Each map is surrounded on the front side by a title, description of the situation that will likely bring the PCs to the location, and notes on each of the locations in the map, as well as a random encounter table. The back of the page includes details on the dangers, unusual and wonderous effects, important objects, encounters, and puzzles the PCs may run into during the adventure. Usually it includes one or two elegant illustrations as well, All of which is detailed in a way that makes the content system-neutral.

The layout is easy to read, and gives you a solid sense of how the adventure is going to flow. The design is top notch.

"'Sequence of Deel' front and back pages sample" image by Brian Rideout 
Based on the artwork and adventure designed by Michael Prescott
©2021 Brian Rideout, CC-BY-NC 4.0, derived from work ©2019 Michael Prescott, CC-BY-NC 4.0

Prescott takes the idea of System Neutrality to a freeing place: as he is not trying to fit the adventure into any game system, he does not feel compelled to use monsters, treasures, or other conventions from those systems. Instead, nearly every creature, every treasure, and every magical ability he describes is unique to a setting of his own creation.

Each one of the adventures builds on a world where gods are born from belief, and can be murdered by sinister magic, where time can be bent or broken by strange monsters, where powerful enough magics create local bends in reality, and where a cult of powerful magi have left terrifying relics to be discovered and used by beings definitely not prepared for the powers they wield.

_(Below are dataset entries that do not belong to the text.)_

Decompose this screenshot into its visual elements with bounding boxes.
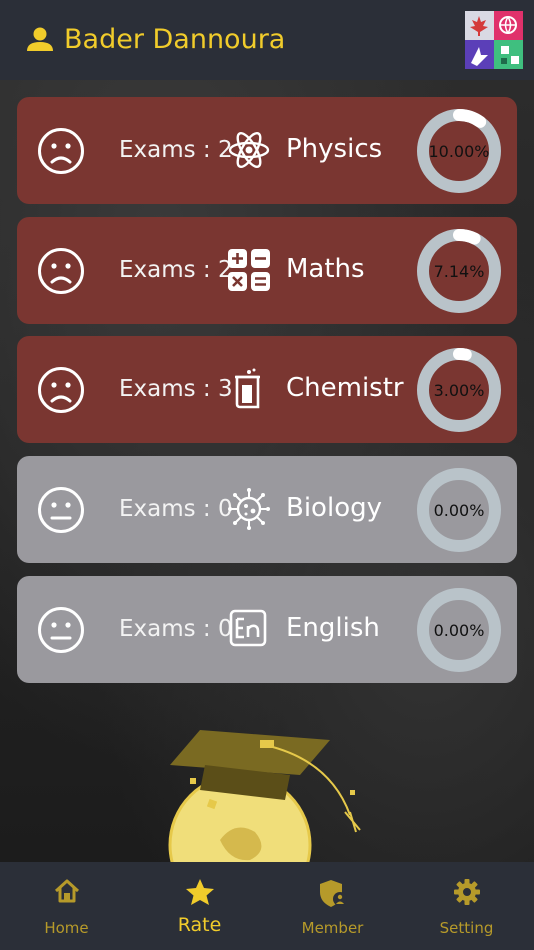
nav-setting[interactable]: Setting — [400, 862, 533, 950]
nav-rate-label: Rate — [177, 914, 222, 936]
subject-name: Chemistr — [286, 373, 404, 403]
beaker-icon — [235, 368, 260, 409]
nav-member[interactable]: Member — [266, 862, 399, 950]
user-name: Bader Dannoura — [64, 24, 286, 55]
subject-card-biology[interactable]: Exams : 0 Biology 0.00% — [17, 456, 517, 563]
subject-name: Maths — [286, 254, 365, 284]
shield-user-icon — [319, 880, 347, 907]
neutral-face-icon — [38, 487, 84, 533]
subject-card-maths[interactable]: Exams : 2 Maths 7.14% — [17, 217, 517, 324]
neutral-face-icon — [38, 607, 84, 653]
nav-member-label: Member — [301, 919, 364, 937]
subject-name: English — [286, 613, 380, 643]
top-bar: Bader Dannoura — [0, 0, 534, 80]
exam-count: Exams : 2 — [119, 137, 233, 163]
exam-count: Exams : 0 — [119, 616, 233, 642]
percent-label: 3.00% — [433, 380, 485, 400]
home-icon — [54, 879, 79, 903]
subject-name: Physics — [286, 134, 383, 164]
exam-count: Exams : 2 — [119, 257, 233, 283]
subject-card-english[interactable]: Exams : 0 English 0.00% — [17, 576, 517, 683]
nav-home-label: Home — [44, 919, 89, 937]
star-icon — [185, 879, 214, 905]
virus-icon — [228, 488, 270, 530]
subject-card-chemistry[interactable]: Exams : 3 Chemistr 3.00% — [17, 336, 517, 443]
percent-label: 10.00% — [428, 141, 490, 161]
nav-setting-label: Setting — [439, 919, 494, 937]
exam-count: Exams : 0 — [119, 496, 233, 522]
app-logo-icon[interactable] — [465, 11, 523, 69]
subject-card-physics[interactable]: Exams : 2 Physics 10.00% — [17, 97, 517, 204]
gear-icon — [453, 879, 480, 905]
sad-face-icon — [38, 248, 84, 294]
person-icon — [27, 27, 53, 51]
nav-home[interactable]: Home — [0, 862, 133, 950]
en-icon — [229, 609, 267, 647]
percent-label: 0.00% — [433, 620, 485, 640]
graduation-illustration — [168, 730, 361, 862]
subject-name: Biology — [286, 493, 382, 523]
calculator-icon — [228, 249, 270, 291]
bottom-nav: Home Rate Member Setting — [0, 862, 534, 950]
percent-label: 0.00% — [433, 500, 485, 520]
rate-content: Exams : 2 Physics 10.00% Exams : 2 Maths… — [0, 80, 534, 862]
atom-icon — [228, 131, 270, 169]
exam-count: Exams : 3 — [119, 376, 233, 402]
percent-label: 7.14% — [433, 261, 485, 281]
sad-face-icon — [38, 367, 84, 413]
nav-rate[interactable]: Rate — [133, 862, 266, 950]
sad-face-icon — [38, 128, 84, 174]
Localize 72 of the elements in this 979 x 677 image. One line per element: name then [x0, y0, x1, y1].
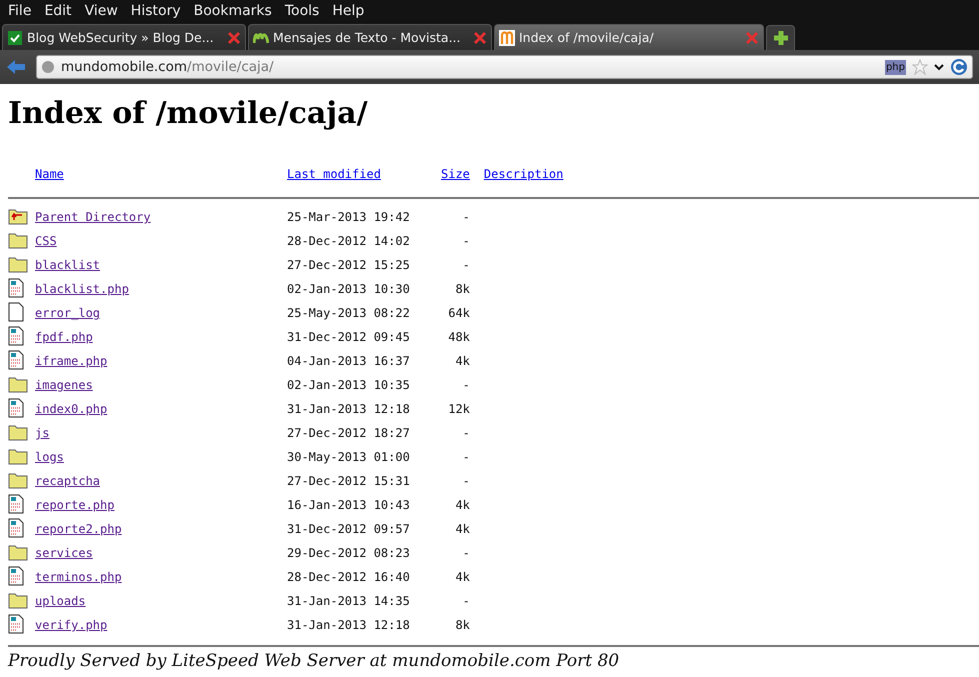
file-link[interactable]: CSS — [35, 234, 57, 248]
file-size: - — [462, 378, 470, 392]
file-link[interactable]: blacklist.php — [35, 282, 129, 296]
modified-date: 27-Dec-2012 18:27 — [287, 426, 410, 440]
modified-date: 27-Dec-2012 15:25 — [287, 258, 410, 272]
file-size: - — [462, 546, 470, 560]
file-link[interactable]: logs — [35, 450, 64, 464]
browser-tab[interactable]: Mensajes de Texto - Movista... — [248, 24, 492, 50]
browser-tab[interactable]: Index of /movile/caja/ — [494, 24, 764, 50]
file-size: - — [462, 594, 470, 608]
menu-item[interactable]: Edit — [38, 3, 79, 19]
menu-item[interactable]: Tools — [278, 3, 326, 19]
file-link[interactable]: imagenes — [35, 378, 93, 392]
file-link[interactable]: services — [35, 546, 93, 560]
file-link[interactable]: verify.php — [35, 618, 108, 632]
file-size: 8k — [455, 282, 470, 296]
modified-date: 31-Dec-2012 09:45 — [287, 330, 410, 344]
page-title: Index of /movile/caja/ — [8, 96, 369, 131]
modified-date: 31-Dec-2012 09:57 — [287, 522, 410, 536]
file-link[interactable]: index0.php — [35, 402, 108, 416]
file-size: 8k — [455, 618, 470, 632]
file-link[interactable]: iframe.php — [35, 354, 108, 368]
file-size: 48k — [448, 330, 470, 344]
file-size: 4k — [455, 570, 470, 584]
column-header-link[interactable]: Name — [35, 167, 64, 181]
file-size: - — [462, 474, 470, 488]
file-link[interactable]: blacklist — [35, 258, 100, 272]
file-size: - — [462, 426, 470, 440]
modified-date: 30-May-2013 01:00 — [287, 450, 410, 464]
modified-date: 25-May-2013 08:22 — [287, 306, 410, 320]
browser-tab[interactable]: Blog WebSecurity » Blog De... — [2, 24, 246, 50]
php-icon: php — [884, 60, 906, 74]
file-size: 64k — [448, 306, 470, 320]
modified-date: 31-Jan-2013 12:18 — [287, 618, 410, 632]
column-header-link[interactable]: Description — [484, 167, 564, 181]
file-size: - — [462, 210, 470, 224]
modified-date: 16-Jan-2013 10:43 — [287, 498, 410, 512]
modified-date: 29-Dec-2012 08:23 — [287, 546, 410, 560]
file-link[interactable]: uploads — [35, 594, 86, 608]
modified-date: 25-Mar-2013 19:42 — [287, 210, 410, 224]
menu-item[interactable]: Help — [326, 3, 372, 19]
file-size: 4k — [455, 498, 470, 512]
modified-date: 31-Jan-2013 14:35 — [287, 594, 410, 608]
column-header-link[interactable]: Last modified — [287, 167, 381, 181]
modified-date: 04-Jan-2013 16:37 — [287, 354, 410, 368]
menu-item[interactable]: Bookmarks — [188, 3, 279, 19]
column-header-link[interactable]: Size — [441, 167, 470, 181]
file-link[interactable]: error_log — [35, 306, 100, 320]
file-size: 4k — [455, 522, 470, 536]
address-field[interactable]: mundomobile.com/movile/caja/ php — [36, 55, 973, 79]
server-footer: Proudly Served by LiteSpeed Web Server at mundomobile.com Port 80 — [8, 651, 971, 671]
file-size: - — [462, 450, 470, 464]
modified-date: 28-Dec-2012 16:40 — [287, 570, 410, 584]
menu-item[interactable]: View — [78, 3, 125, 19]
file-size: - — [462, 258, 470, 272]
modified-date: 28-Dec-2012 14:02 — [287, 234, 410, 248]
modified-date: 31-Jan-2013 12:18 — [287, 402, 410, 416]
file-link[interactable]: terminos.php — [35, 570, 122, 584]
modified-date: 02-Jan-2013 10:35 — [287, 378, 410, 392]
file-link[interactable]: fpdf.php — [35, 330, 93, 344]
file-size: 12k — [448, 402, 470, 416]
file-size: - — [462, 234, 470, 248]
menu-item[interactable]: History — [124, 3, 188, 19]
modified-date: 27-Dec-2012 15:31 — [287, 474, 410, 488]
file-link[interactable]: reporte.php — [35, 498, 114, 512]
file-link[interactable]: recaptcha — [35, 474, 100, 488]
modified-date: 02-Jan-2013 10:30 — [287, 282, 410, 296]
file-link[interactable]: reporte2.php — [35, 522, 122, 536]
file-size: 4k — [455, 354, 470, 368]
menu-item[interactable]: File — [2, 3, 38, 19]
file-link[interactable]: Parent Directory — [35, 210, 151, 224]
file-link[interactable]: js — [35, 426, 50, 440]
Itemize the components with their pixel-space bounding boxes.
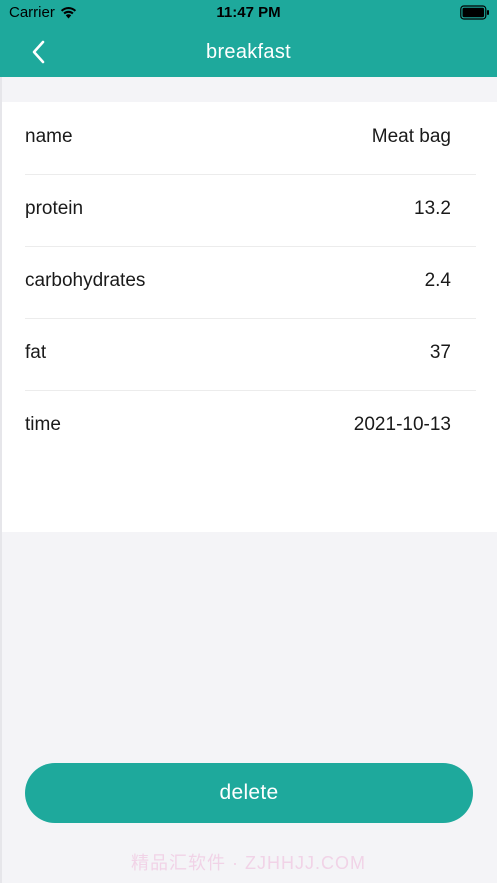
detail-label: carbohydrates	[25, 270, 146, 291]
detail-row-fat: fat 37	[25, 318, 476, 391]
detail-row-time: time 2021-10-13	[25, 390, 476, 462]
detail-value: 2.4	[424, 270, 451, 291]
detail-row-protein: protein 13.2	[25, 174, 476, 247]
detail-label: name	[25, 126, 73, 147]
detail-row-name: name Meat bag	[25, 102, 476, 175]
detail-value: Meat bag	[371, 126, 451, 147]
navigation-bar: breakfast	[0, 26, 497, 77]
details-card: name Meat bag protein 13.2 carbohydrates…	[2, 102, 497, 532]
status-bar: Carrier 11:47 PM	[0, 0, 497, 26]
header: Carrier 11:47 PM breakfast	[0, 0, 497, 77]
delete-button[interactable]: delete	[25, 763, 473, 823]
detail-label: time	[25, 414, 61, 435]
status-time: 11:47 PM	[216, 4, 281, 21]
detail-label: fat	[25, 342, 47, 363]
page-title: breakfast	[206, 41, 291, 63]
detail-row-carbohydrates: carbohydrates 2.4	[25, 246, 476, 319]
food-detail-screen: Carrier 11:47 PM breakfast name Meat bag…	[0, 0, 497, 883]
battery-icon	[460, 5, 489, 20]
detail-label: protein	[25, 198, 84, 219]
detail-value: 2021-10-13	[353, 414, 451, 435]
detail-value: 37	[429, 342, 451, 363]
watermark: 精品汇软件 · ZJHHJJ.COM	[131, 853, 366, 873]
detail-value: 13.2	[414, 198, 451, 219]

The setting of the Trilemma Adventures is not afraid of adding the wondrous and bizarre to the setting: from dire pelicans to goblins that reproduce by turning other people into goblins, to crystallized spells extracted directly from the brains of wizards, to curses that make you unable to see blue.  Trilemma puts the Fantastical back into fantasy. I have borrowed more than a few things from these adventures to delight my players. If you have a low threshold for weirdness, this may not be the resource for you, however. 

Almost all of my Hex crawls have a handful of Trilemma locations scattered about the map, although my players have yet to visit one. (They are uncannily attracted to the nearest dungeon by Harley Stroh at any given time.) And if I were to run a brand new group for an impromptu one-shot Trilemma would be my go-to resource.

My top ten include:

It is worth noting that 48 of these adventures have been bound into a premium coffee-table worthy book: The Trilemma Adventures Compendium, which also adds a lot of detail on the setting world.  I wish I dream of one day reviewing here. Rumor has a volume 2 in the works. 

Michael Prescott also has created a book of statistics for the monsters included for Dungeons & Dragons 5e, Dungeon World, and B/X Dungeons & Dragons.  This would take most of the guesswork out of running these modules. I personally have run these adventures in Dungeon Crawl Classics RPG and Index Card RPG 2e with minimal fuss using the steps I laid out in "How to Use One-Page Dungeons: Into the Demon Idol."